| Publication information | 
| Source: Medical News Source type: journal Document type: editorial Document title: “The Mentally Unbalanced in Modern Life” Author(s): anonymous Date of publication: 14 September 1901 Volume number: 79 Issue number: 11 Pagination: 423-24 | 
| Citation | 
| “The Mentally Unbalanced in Modern Life.” Medical News 14 Sept. 1901 v79n11: pp. 423-24. | 
| Transcription | 
| full text | 
| Keywords | 
| McKinley assassination (personal response); society (mental health); society (criticism). | 
| Named persons | 
| none. | 
| Document | 
  The Mentally Unbalanced in Modern Life
     WITHIN the last three years 
  the world has been aroused to bitterness and startled to the verge of irrational 
  action and opinion by three dastardly attempts upon the lives of rulers. Two 
  of them were unfortunately successful; the third, thanks to the skill of American 
  surgery, now promises to be a happy failure. All three attacks were committed 
  upon individuals whose dispositions were most kindly, whose lives had been free 
  from any stain of personal wrong-doing and whose public careers were not of 
  the character which tends to the making of personal enemies. In the cases of 
  the Empress of Austria and the King of Italy the outrage that caused death was 
  quite as wanton and uncalled for, and the criminals had quite as little personal 
  reason for the attack as in the case of our happily recovering President.

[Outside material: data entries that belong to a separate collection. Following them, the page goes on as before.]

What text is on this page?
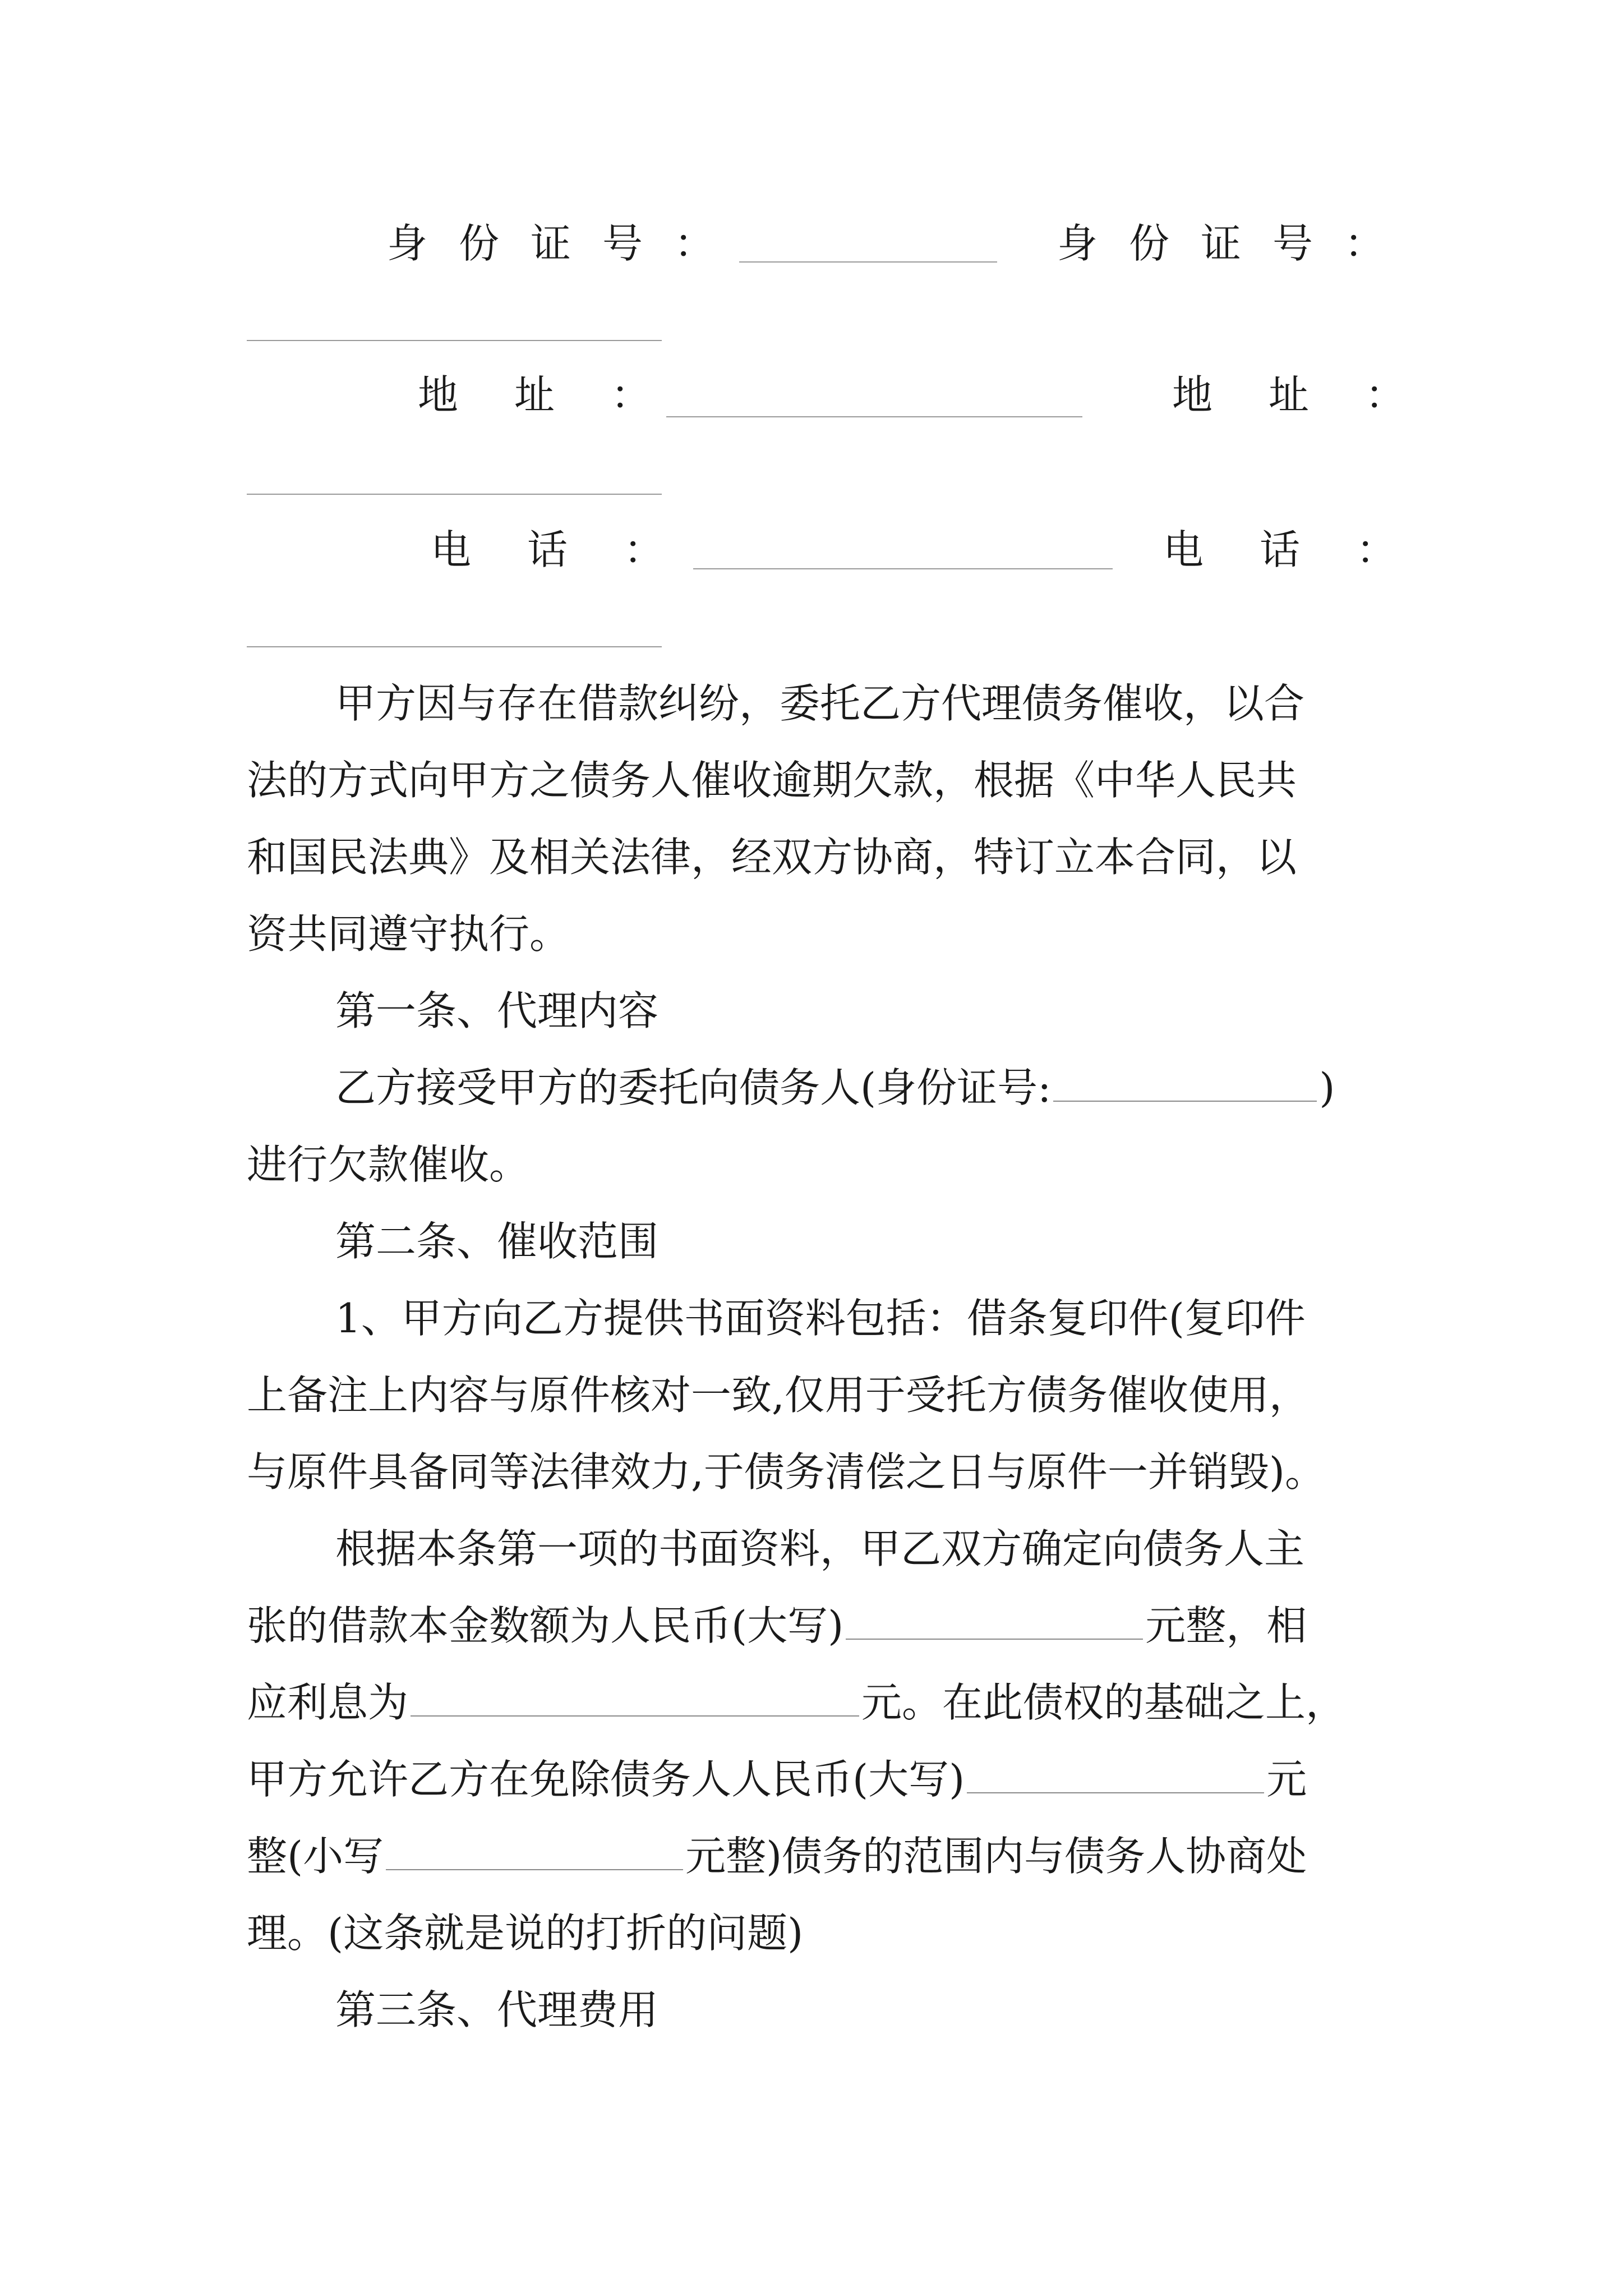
身份证号：	身份证号：
地址：	地址：
电话：	电话：
甲方因与存在借款纠纷，委托乙方代理债务催收，以合
法的方式向甲方之债务人催收逾期欠款，根据《中华人民共
和国民法典》及相关法律，经双方协商，特订立本合同，以
资共同遵守执行。
第一条、代理内容
乙方接受甲方的委托向债务人(身份证号:	)
进行欠款催收。
第二条、催收范围
1、甲方向乙方提供书面资料包括：借条复印件(复印件
上备注上内容与原件核对一致,仅用于受托方债务催收使用，
与原件具备同等法律效力,于债务清偿之日与原件一并销毁)。
根据本条第一项的书面资料，甲乙双方确定向债务人主
张的借款本金数额为人民币(大写)	元整，相
应利息为	元。在此债权的基础之上，
甲方允许乙方在免除债务人人民币(大写)	元
整(小写	元整)债务的范围内与债务人协商处
理。(这条就是说的打折的问题)
第三条、代理费用
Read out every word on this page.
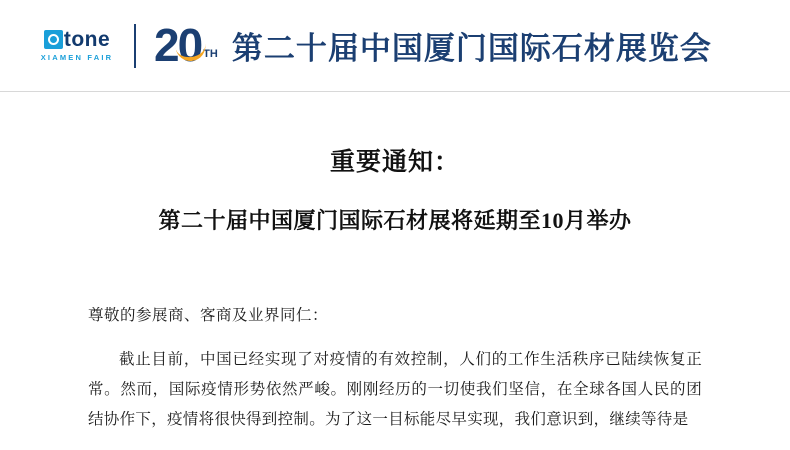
tone
XIAMEN FAIR 20 TH 第二十届中国厦门国际石材展览会
重要通知：
第二十届中国厦门国际石材展将延期至10月举办
尊敬的参展商、客商及业界同仁：
截止目前，中国已经实现了对疫情的有效控制，人们的工作生活秩序已陆续恢复正常。然而，国际疫情形势依然严峻。刚刚经历的一切使我们坚信，在全球各国人民的团结协作下，疫情将很快得到控制。为了这一目标能尽早实现，我们意识到，继续等待是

       A comparative, even superficial study of the characters 
  of the criminals as disclosed by their history shows certain points of similarity. 

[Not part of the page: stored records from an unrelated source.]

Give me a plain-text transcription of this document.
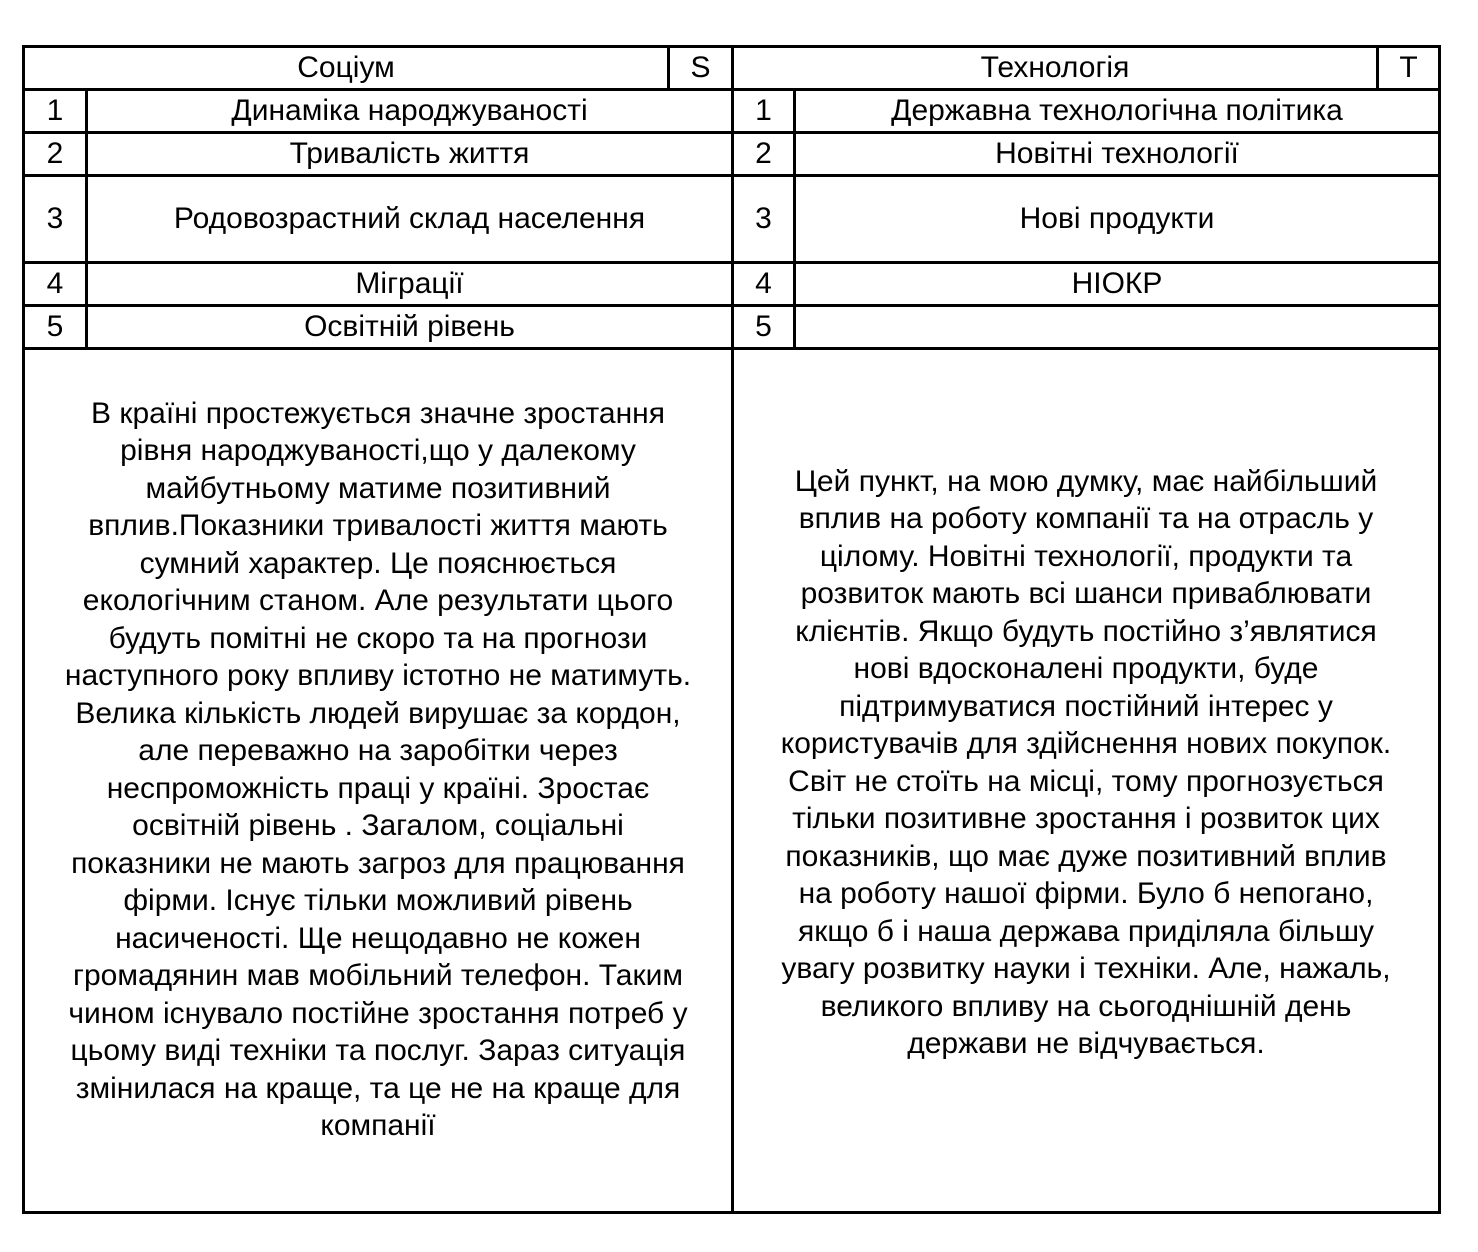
Соціум	S	Технологія	T
1	Динаміка народжуваності	1	Державна технологічна політика
2	Тривалість життя	2	Новітні технології
3	Родовозрастний склад населення	3	Нові продукти
4	Міграції	4	НІОКР
5	Освітній рівень	5
В країні простежується значне зростання
рівня народжуваності,що у далекому
майбутньому матиме позитивний
вплив.Показники тривалості життя мають
сумний характер. Це пояснюється
екологічним станом. Але результати цього
будуть помітні не скоро та на прогнози
наступного року впливу істотно не матимуть.
Велика кількість людей вирушає за кордон,
але переважно на заробітки через
неспроможність праці у країні. Зростає
освітній рівень . Загалом, соціальні
показники не мають загроз для працювання
фірми. Існує тільки можливий рівень
насиченості. Ще нещодавно не кожен
громадянин мав мобільний телефон. Таким
чином існувало постійне зростання потреб у
цьому виді техніки та послуг. Зараз ситуація
змінилася на краще, та це не на краще для
компанії
Цей пункт, на мою думку, має найбільший
вплив на роботу компанії та на отрасль у
цілому. Новітні технології, продукти та
розвиток мають всі шанси приваблювати
клієнтів. Якщо будуть постійно з’являтися
нові вдосконалені продукти, буде
підтримуватися постійний інтерес у
користувачів для здійснення нових покупок.
Світ не стоїть на місці, тому прогнозується
тільки позитивне зростання і розвиток цих
показників, що має дуже позитивний вплив
на роботу нашої фірми. Було б непогано,
якщо б і наша держава приділяла більшу
увагу розвитку науки і техніки. Але, нажаль,
великого впливу на сьогоднішній день
держави не відчувається.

  They [423][424] were moody, retiring individuals 
  who made few friends and were largely thrown back upon themselves and their 
  own thoughts during their moments of leisure. All of them seem to have had a 
  craving for the notoriety that their act would bring them and an unfortunate 
  delusion that somehow good would come out of it. Had they been men accustomed 
  to confide in others there would have been some possibility of a correction 
  of their delusion, or, failing that, some warning of the crime to come. None 
  of them had any adequate motive for the crime and yet planned it as carefully 
  and with as much shrewd adaptation of means to the end, as if they were about 
  to perform a praiseworthy act.
       In this country this is the third criminal attempt 
  upon a ruler’s life. The other two were committed by men whose histories evidently 
  point them out as mentally unbalanced. As a matter of fact such men are not 
  criminals so much as unfortunate human beings led by delusion into the commission 
  of acts that, owing to the instruments of destruction which civilization puts 
  so ready to hand, are much more serious in their consequences than unarmed delusion 
  could effect. Power of evil is placed within reach of the unbalanced and the 
  impulse to exercise it proves attractive to the aberrant fancy and leads on 
  where difficulties would have deterred.
       It would seem as though such occurrences must 
  be more or less inevitable in our modern life, for the unbalanced we have always 
  with us and the psychological moment that prepares so sad an occurrence as this 
  may not easily be detected. Yet there are certain lessons that the event teaches, 
  certain warnings that it emphasizes. When the struggle for life was severer 
  than at present many more of the mentally unqualified were eliminated early 
  in life. There is in our crowded world an ever-growing number of individuals 
  to whom chance influences may prove the source of impulses to acts with consequences 
  out of all proportion to the original motives, and it is to be regretted that 
  this country has been chosen as an outlet for an immense number of this class, 
  as well as a general rendezvous for criminals who cannot find a resting place 
  in their own land. There is need, then, for a more thorough and honest control 
  of immigration, and it daily becomes more apparent that not only those who suffer 
  from physical ills and financial stress should be refused an entrance here, 
  but those whose early surroundings and training have been such as to engender 
  the seeds of anti-social conduct. A reconsideration then of the fundamental 
  principles of our immigration laws is therefore a subject of great national 
  concern.
       There is, moreover, a further feature in our political 
  system that, taken at its worst, fails most lamentable in the service for which 
  it is created. Meant primarily for the protection of society, our police systems 
  too readily develop a corps of individuals who prey on society, and whose highest 
  ideal at times is expressed not as to the quality of service they can render 
  to the body social, but as to how much they can get out of it. We hold it true 
  that dishonest and corrupt officials, with authority, do much to foster the 
  spirit of discontent and by their leniency in the systematic control of the 
  vicious permit the development of the spirit that seeks to kill.